Les tribulations d'un vacancier en fauteuil roulant

Depuis quelques mois, je cherchais où passer mes vacances. Un jour, je tombai sur l'annonce de Marc et Chantal dans le Journal de Béthanie qui disait qu'ils voulaient recevoir des handicapés au mois de Juillet dans leur pays (le Doubs). J'écrivis, et le 3 Juillet, je partis à Poitiers pour prendre le train pour Paris. Deux camarades qui m'accompagnaient jusqu'à la gare, m'installèrent avec l'aide d'une charmante hôtesse de l'accueil.

Quand je voyage, on me met près des WC ; étant muet, j'écris sur une ardoise pour me faire comprendre. J'avais écrit avant que le train n'entre en gare à l'intention de ceux qui me descendraient du wagon de me conduire avec mes bagages à l'accueil. L'employé qui était chargé de s'occuper de moi (peut-être était-il complètement miro, ou il avait décidé que j'étais débile), ne daigna pas jeter un regard sur mon ardoise. Une voyageuse, en voyant mes gestes désespérés, s'approcha gentiment et lut ce que je voulais dire.

J'avais rendez-vous à l'accueil de la gare d'Austerlitz, mais il n'y avait pas de trace de Marc.
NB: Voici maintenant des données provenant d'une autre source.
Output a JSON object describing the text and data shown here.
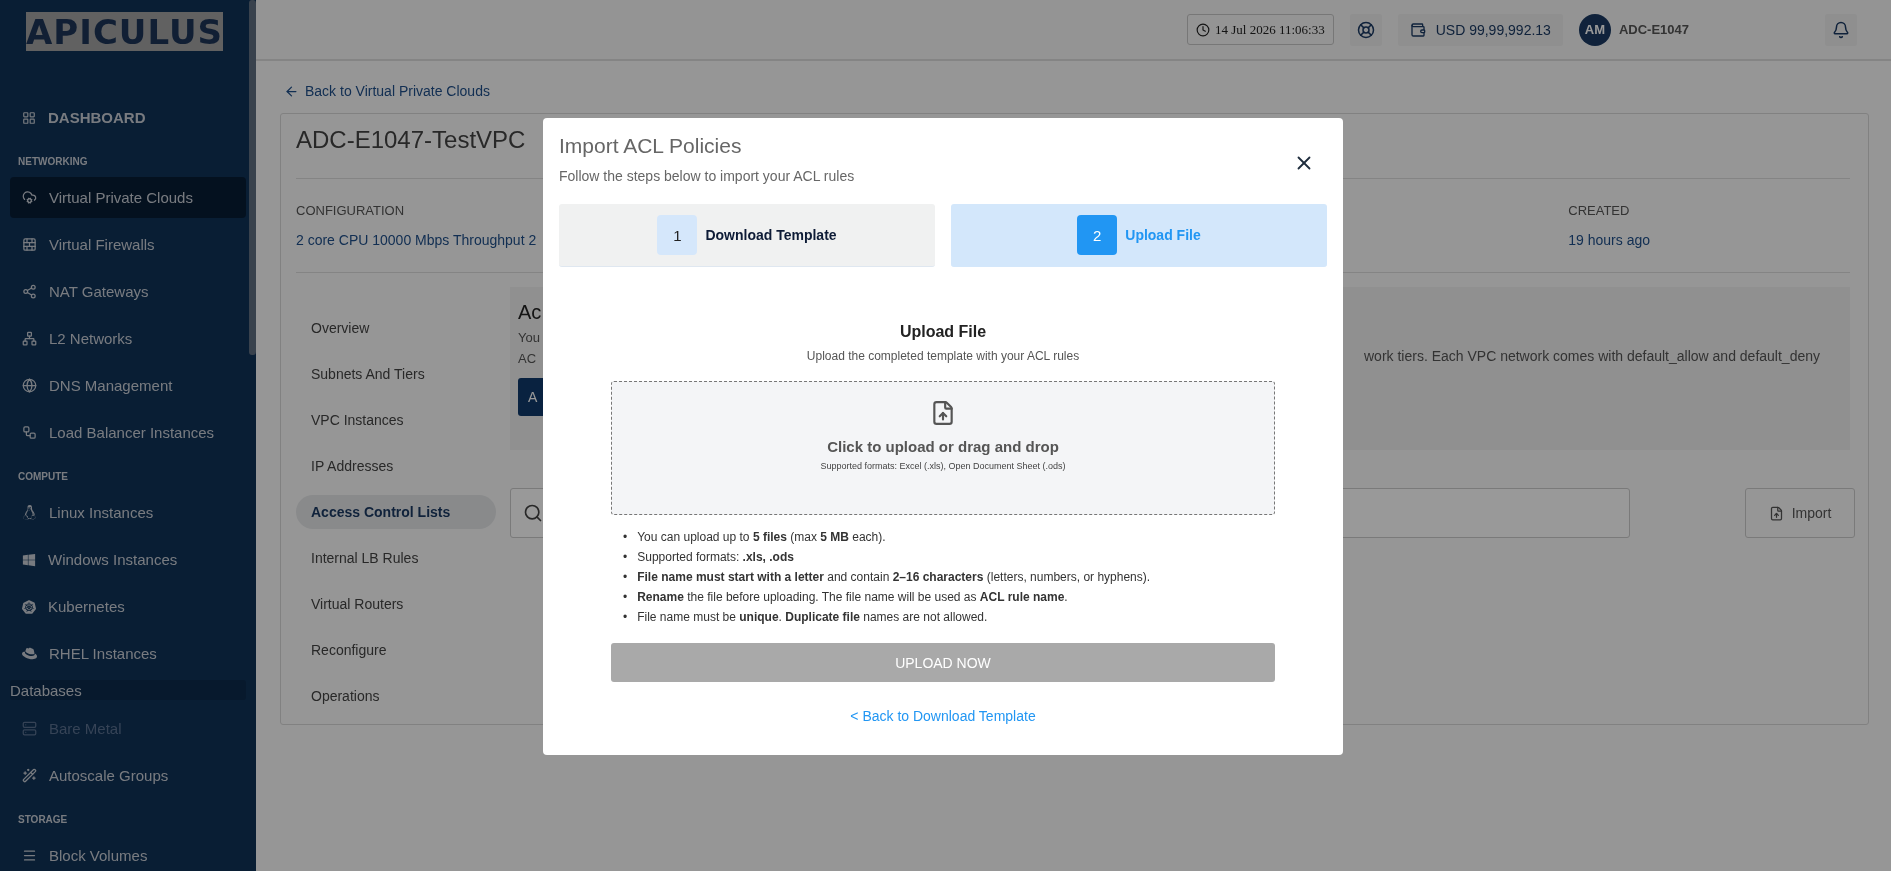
{
  "sidebar": {
    "logo": "APICULUS",
    "items": [
      {
        "kind": "top",
        "label": "DASHBOARD",
        "selected": false,
        "disabled": false
      },
      {
        "kind": "heading",
        "label": "NETWORKING"
      },
      {
        "kind": "link",
        "label": "Virtual Private Clouds",
        "selected": true,
        "disabled": false
      },
      {
        "kind": "link",
        "label": "Virtual Firewalls",
        "selected": false,
        "disabled": false
      },
      {
        "kind": "link",
        "label": "NAT Gateways",
        "selected": false,
        "disabled": false
      },
      {
        "kind": "link",
        "label": "L2 Networks",
        "selected": false,
        "disabled": false
      },
      {
        "kind": "link",
        "label": "DNS Management",
        "selected": false,
        "disabled": false
      },
      {
        "kind": "link",
        "label": "Load Balancer Instances",
        "selected": false,
        "disabled": false
      },
      {
        "kind": "heading",
        "label": "COMPUTE"
      },
      {
        "kind": "link",
        "label": "Linux Instances",
        "selected": false,
        "disabled": false
      },
      {
        "kind": "link",
        "label": "Windows Instances",
        "selected": false,
        "disabled": false
      },
      {
        "kind": "link",
        "label": "Kubernetes",
        "selected": false,
        "disabled": false
      },
      {
        "kind": "link",
        "label": "RHEL Instances",
        "selected": false,
        "disabled": false
      },
      {
        "kind": "group",
        "label": "Databases"
      },
      {
        "kind": "link",
        "label": "Bare Metal",
        "selected": false,
        "disabled": true
      },
      {
        "kind": "link",
        "label": "Autoscale Groups",
        "selected": false,
        "disabled": false
      },
      {
        "kind": "heading",
        "label": "STORAGE"
      },
      {
        "kind": "link",
        "label": "Block Volumes",
        "selected": false,
        "disabled": false
      }
    ]
  },
  "topbar": {
    "datetime": "14 Jul 2026 11:06:33",
    "balance": "USD 99,99,992.13",
    "avatar": "AM",
    "account": "ADC-E1047"
  },
  "back_link": "Back to Virtual Private Clouds",
  "vpc": {
    "title": "ADC-E1047-TestVPC",
    "details": [
      {
        "label": "CONFIGURATION",
        "value": "2 core CPU 10000 Mbps Throughput 2"
      },
      {
        "label": "CREATED",
        "value": "19 hours ago"
      }
    ],
    "tabs": [
      {
        "label": "Overview",
        "selected": false
      },
      {
        "label": "Subnets And Tiers",
        "selected": false
      },
      {
        "label": "VPC Instances",
        "selected": false
      },
      {
        "label": "IP Addresses",
        "selected": false
      },
      {
        "label": "Access Control Lists",
        "selected": true
      },
      {
        "label": "Internal LB Rules",
        "selected": false
      },
      {
        "label": "Virtual Routers",
        "selected": false
      },
      {
        "label": "Reconfigure",
        "selected": false
      },
      {
        "label": "Operations",
        "selected": false
      }
    ],
    "info": {
      "heading": "Ac",
      "line_1": "You",
      "line_2": "AC",
      "right_text": "work tiers. Each VPC network comes with default_allow and default_deny",
      "button": "A"
    },
    "import_button": "Import"
  },
  "modal": {
    "title": "Import ACL Policies",
    "subtitle": "Follow the steps below to import your ACL rules",
    "steps": [
      {
        "number": "1",
        "label": "Download Template",
        "selected": false
      },
      {
        "number": "2",
        "label": "Upload File",
        "selected": true
      }
    ],
    "heading": "Upload File",
    "description": "Upload the completed template with your ACL rules",
    "dropzone": {
      "title": "Click to upload or drag and drop",
      "hint": "Supported formats: Excel (.xls), Open Document Sheet (.ods)"
    },
    "bullet": "•",
    "rules": [
      "You can upload up to **5 files** (max **5 MB** each).",
      "Supported formats: **.xls, .ods**",
      "**File name must start with a letter** and contain **2–16 characters** (letters, numbers, or hyphens).",
      "**Rename** the file before uploading. The file name will be used as **ACL rule name**.",
      "File name must be **unique**. **Duplicate file** names are not allowed."
    ],
    "upload_button": {
      "label": "UPLOAD NOW",
      "disabled": true
    },
    "back_link": "< Back to Download Template"
  }
}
Plusieurs minutes passèrent. Enfin, parurent trois jeunes hommes avec le type d'un pays qui se trouve de l'autre côté de la Méditerranée. Ils m'emmenèrent auprès de notre car. Marc était au volant ; il avait quitté la gare quand Madame Colas, sa mère, s'aperçut en regardant la liste des vacanciers qu'il manquait une tête de pipe - c'était moi. Comme me l'avait dit Pierre Leflon, je retrouvai les deux Dédé.

Le voyage commença. Nous passons à travers le département de l'Yonne, et puis près de Dijon. Le lendemain, on constate que les deux compatriotes de Kader avaient disparu. Ils étaient partis sans laisser un mot d'explication. Le départ de ces deux charlots resta sur l'estomac de Chantal et Marc, qu'ils connaissaient car ils avaient fait plusieurs séjours de vacances de l'APF. Kader seul restait fidèle au poste. Il n'y avait plus que 3 valides pour 6 fauteuils - grosse panique à bord.

Cela s'arrangea plus ou moins. Madame Colas était venue pour se reposer ; elle a travaillé toutes ses vacances !

Le Doubs est une région d'élevage. On entend dans les prés les clochettes des vaches. Les montagnes du Jura dans le Doubs sont boisées de conifères qui poussent naturellement, ou plantés de la main d'hommes. On voit quelquefois des buses qui planent, poussant leur cri de chasse.

L'auberge dans laquelle se déroula le camp s'appelle "le gîte", que Chantal et Marc venaient d'acheter. Marc travaille en Suisse pendant l'été mais il voulait en hiver s'occuper de l'auberge et servir de guide aux clients. Chantal fait très bien la cuisine. Ils ne referont plus l'expérience de recevoir des handicapées car ils ont reconnu que le "gîte" n'était pas conçu pour cela.

Il y a de magnifiques paysages dans le Doubs. La route qui conduit au village des Fourgs où se trouve "le gîte" passe entre deux rochers abrupts. Sur l'un se dresse le château de Joux. Marc quitta sa place à la fin de la première semaine. Un jour, nous sommes allés à la source du Lison. La route montait en épingle à cheveux et elle descendait le versant pour arriver à la source. Elle sort en cascade par une grotte ; c'est un joli tableau. On profité d'un jour où il faisait beau pour aller en Suisse au bord du lac de Neufchatel. Nous avons déjeuné sur l'herbe. Bien que la Suisse ne fasse pas partie du marché commun, il ne faut pas de passeport pour traverser la frontière : une carte d'identité suffit.

Comme dans toutes les régions montagneuses, il y a deux saisons touristiques. En été, les gens visitent et ils font du ski en hiver. Depuis quelques années, on a importé des chiens de traîneau du grand Nord de l'Amérique. Le traîneau à chien est devenu un nouveau sport.

Pendant mon séjour, le temps ne fut pas tellement beau et le mauvais sort nous poursuivait. Les derniers jours, Marc a été obligé de rendre le petit car. Il a pu avoir une voiture rapide pour reconduire à Paris les deux Dédé et moi.

Nous sommes arrivés dans des temps record à la gare d'Austerlitz. Kader et Marc me laissèrent à l'accueil où j'attendis plusieurs heures.

Deux employés me mirent dans un wagon avec les autres voyageurs ; on avait enlevé deux sièges pour me caser avec mon fauteuil et mes bagages. J'ai fait le trajet agréablement de Paris à Poitiers.